Perhaps he was holy, that is. As is sometimes the case, what you see isn't all of what you get. in Pierre's case, this is apparently the case. From Pryce-Jones:
Abbé Pierre who has just died at the age of 94 was perhaps a good, and even a saintly, man. Certainly he looked the part, a white-bearded sage, habitually wearing a comforting French beret and a dramatic black cape. He started Emmaus in 1949, a movement to provide shelter for the homeless, and now an organisation in some 30 countries. That is to his credit. Hearing of the death, Jacques Chirac called him, "an immense figure, a conscience, a man who personified goodness." And that’s quite enough to make anyone have second thoughts.Beware of holy man wearing sackcloth and ashes, he could have written. So, why think that this Pierre fellow was anything other than a good and holy man? Just this:
...in 1996 he came out to endorse a book called "The Founding Myths of Israeli Policy." Its author was Roger Garaudy, a veteran Stalinist, who after the Soviet collapse converted to Islam (what else?), moved to Cairo, and became a Holocaust denier. Nobody who had ever saved Jews from Nazism could conceivably have come to the support of the disgusting Garaudy. But the Abbé did. Proud to claim fifty years of friendship with Garaudy, he compared the Holocaust to what the ancient Israelites had done, and referred to Zionism as an American-based worldwide plot.Well, guilt by association, and, by their friends ye shall know them.
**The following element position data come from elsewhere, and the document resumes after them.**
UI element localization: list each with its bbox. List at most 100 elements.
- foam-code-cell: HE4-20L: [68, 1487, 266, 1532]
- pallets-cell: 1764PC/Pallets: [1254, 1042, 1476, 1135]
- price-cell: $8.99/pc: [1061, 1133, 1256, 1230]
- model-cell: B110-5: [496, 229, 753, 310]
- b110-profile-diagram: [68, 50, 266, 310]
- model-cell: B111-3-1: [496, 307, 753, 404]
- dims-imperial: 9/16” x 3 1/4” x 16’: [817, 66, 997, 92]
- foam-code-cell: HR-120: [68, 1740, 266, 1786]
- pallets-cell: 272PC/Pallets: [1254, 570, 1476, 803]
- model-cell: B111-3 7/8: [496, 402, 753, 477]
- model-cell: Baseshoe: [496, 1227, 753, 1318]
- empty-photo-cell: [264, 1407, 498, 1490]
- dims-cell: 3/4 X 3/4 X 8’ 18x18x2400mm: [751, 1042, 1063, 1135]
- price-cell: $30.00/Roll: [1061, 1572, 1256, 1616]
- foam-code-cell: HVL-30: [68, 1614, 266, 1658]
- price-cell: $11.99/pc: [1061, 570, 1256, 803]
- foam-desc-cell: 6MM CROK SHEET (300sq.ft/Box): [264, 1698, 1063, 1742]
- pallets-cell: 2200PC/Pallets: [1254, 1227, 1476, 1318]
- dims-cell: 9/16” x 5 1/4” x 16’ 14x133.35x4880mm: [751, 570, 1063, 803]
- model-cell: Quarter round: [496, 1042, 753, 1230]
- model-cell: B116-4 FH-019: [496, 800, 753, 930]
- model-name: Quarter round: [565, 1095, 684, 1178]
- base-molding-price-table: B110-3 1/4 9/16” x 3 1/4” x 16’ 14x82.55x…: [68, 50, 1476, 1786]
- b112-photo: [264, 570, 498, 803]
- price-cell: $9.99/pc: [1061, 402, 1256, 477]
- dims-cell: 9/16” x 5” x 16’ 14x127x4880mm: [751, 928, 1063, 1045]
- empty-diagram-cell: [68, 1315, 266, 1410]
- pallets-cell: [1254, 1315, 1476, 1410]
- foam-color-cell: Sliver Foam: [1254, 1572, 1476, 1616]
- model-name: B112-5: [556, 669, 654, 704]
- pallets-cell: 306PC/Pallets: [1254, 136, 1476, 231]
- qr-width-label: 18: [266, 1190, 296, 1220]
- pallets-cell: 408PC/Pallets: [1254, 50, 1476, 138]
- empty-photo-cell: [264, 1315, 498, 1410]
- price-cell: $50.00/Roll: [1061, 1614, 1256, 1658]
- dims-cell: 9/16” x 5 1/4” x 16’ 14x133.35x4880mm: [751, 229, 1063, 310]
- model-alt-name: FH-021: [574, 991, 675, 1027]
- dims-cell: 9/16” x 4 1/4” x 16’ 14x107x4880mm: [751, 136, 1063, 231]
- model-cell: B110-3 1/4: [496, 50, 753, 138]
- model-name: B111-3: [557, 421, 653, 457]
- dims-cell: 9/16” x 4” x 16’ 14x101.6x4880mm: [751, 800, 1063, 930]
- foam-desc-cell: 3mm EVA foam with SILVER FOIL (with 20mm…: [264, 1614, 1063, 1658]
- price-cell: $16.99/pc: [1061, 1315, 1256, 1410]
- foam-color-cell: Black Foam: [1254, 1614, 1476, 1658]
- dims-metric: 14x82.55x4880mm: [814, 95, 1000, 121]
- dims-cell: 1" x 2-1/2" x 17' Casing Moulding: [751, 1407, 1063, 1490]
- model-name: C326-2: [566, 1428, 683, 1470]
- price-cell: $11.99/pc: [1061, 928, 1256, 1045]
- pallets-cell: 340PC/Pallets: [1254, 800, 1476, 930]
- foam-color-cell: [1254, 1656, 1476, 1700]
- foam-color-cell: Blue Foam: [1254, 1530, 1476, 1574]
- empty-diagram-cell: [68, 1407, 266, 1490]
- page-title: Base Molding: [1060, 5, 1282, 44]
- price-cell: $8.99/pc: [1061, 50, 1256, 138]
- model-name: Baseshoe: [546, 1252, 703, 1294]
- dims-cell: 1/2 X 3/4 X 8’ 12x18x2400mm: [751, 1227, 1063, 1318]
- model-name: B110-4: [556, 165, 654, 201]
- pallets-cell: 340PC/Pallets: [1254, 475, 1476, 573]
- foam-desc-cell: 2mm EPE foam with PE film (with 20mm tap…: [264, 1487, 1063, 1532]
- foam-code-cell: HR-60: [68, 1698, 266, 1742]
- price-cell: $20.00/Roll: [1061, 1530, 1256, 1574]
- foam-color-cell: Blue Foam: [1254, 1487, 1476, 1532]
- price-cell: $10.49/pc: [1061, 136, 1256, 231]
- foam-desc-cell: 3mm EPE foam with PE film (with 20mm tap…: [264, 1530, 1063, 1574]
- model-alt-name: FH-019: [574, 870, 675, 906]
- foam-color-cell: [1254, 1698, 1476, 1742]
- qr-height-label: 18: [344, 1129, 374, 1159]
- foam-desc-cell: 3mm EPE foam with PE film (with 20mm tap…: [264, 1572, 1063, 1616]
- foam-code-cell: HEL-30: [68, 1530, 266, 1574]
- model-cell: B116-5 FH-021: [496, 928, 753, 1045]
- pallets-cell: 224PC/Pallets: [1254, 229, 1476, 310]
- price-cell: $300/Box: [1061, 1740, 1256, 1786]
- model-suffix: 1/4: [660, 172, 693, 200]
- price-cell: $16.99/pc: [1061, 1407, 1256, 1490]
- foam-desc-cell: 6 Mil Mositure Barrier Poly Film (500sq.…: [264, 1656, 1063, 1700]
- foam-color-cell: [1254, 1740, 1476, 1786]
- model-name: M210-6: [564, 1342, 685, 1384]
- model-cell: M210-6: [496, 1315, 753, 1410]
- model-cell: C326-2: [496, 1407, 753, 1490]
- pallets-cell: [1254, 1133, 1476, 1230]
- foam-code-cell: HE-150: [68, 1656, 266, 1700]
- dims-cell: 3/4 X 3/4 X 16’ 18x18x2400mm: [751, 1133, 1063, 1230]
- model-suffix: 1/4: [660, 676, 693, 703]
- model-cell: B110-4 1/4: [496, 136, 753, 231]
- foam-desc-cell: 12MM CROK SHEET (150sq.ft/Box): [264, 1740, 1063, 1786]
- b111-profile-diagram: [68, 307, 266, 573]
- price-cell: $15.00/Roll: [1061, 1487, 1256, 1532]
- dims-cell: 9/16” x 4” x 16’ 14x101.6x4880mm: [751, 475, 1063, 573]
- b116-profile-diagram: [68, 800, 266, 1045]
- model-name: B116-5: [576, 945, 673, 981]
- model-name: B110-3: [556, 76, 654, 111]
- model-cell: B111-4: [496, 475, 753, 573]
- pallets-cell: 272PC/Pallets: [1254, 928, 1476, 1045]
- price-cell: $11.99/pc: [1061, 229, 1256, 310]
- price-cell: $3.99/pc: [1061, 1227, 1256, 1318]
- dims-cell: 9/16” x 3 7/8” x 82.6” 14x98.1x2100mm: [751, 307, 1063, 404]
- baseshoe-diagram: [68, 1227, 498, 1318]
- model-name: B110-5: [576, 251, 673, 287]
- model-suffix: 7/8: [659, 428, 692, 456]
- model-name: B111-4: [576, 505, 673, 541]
God will judge Abbé Pierre. In the here and now, I've my doubts about anyone who is called "good and holy." Yes, that very much includes Mother Teresa and Gandhi, both of whom I suspect of being not quite as good as their publicity would have us believe. But Pryce-Jones nails it about Pierre:
Perhaps he was in his dotage. And perhaps in his case, as in so many in a century that smoothly converted morality into a branch of public relations, the distinction between a good man and a charlatan is too fine to be perceptible.I suggest that this is a subtle way of saying that Abbé Pierre may not be very comfortable when he comes before the throne.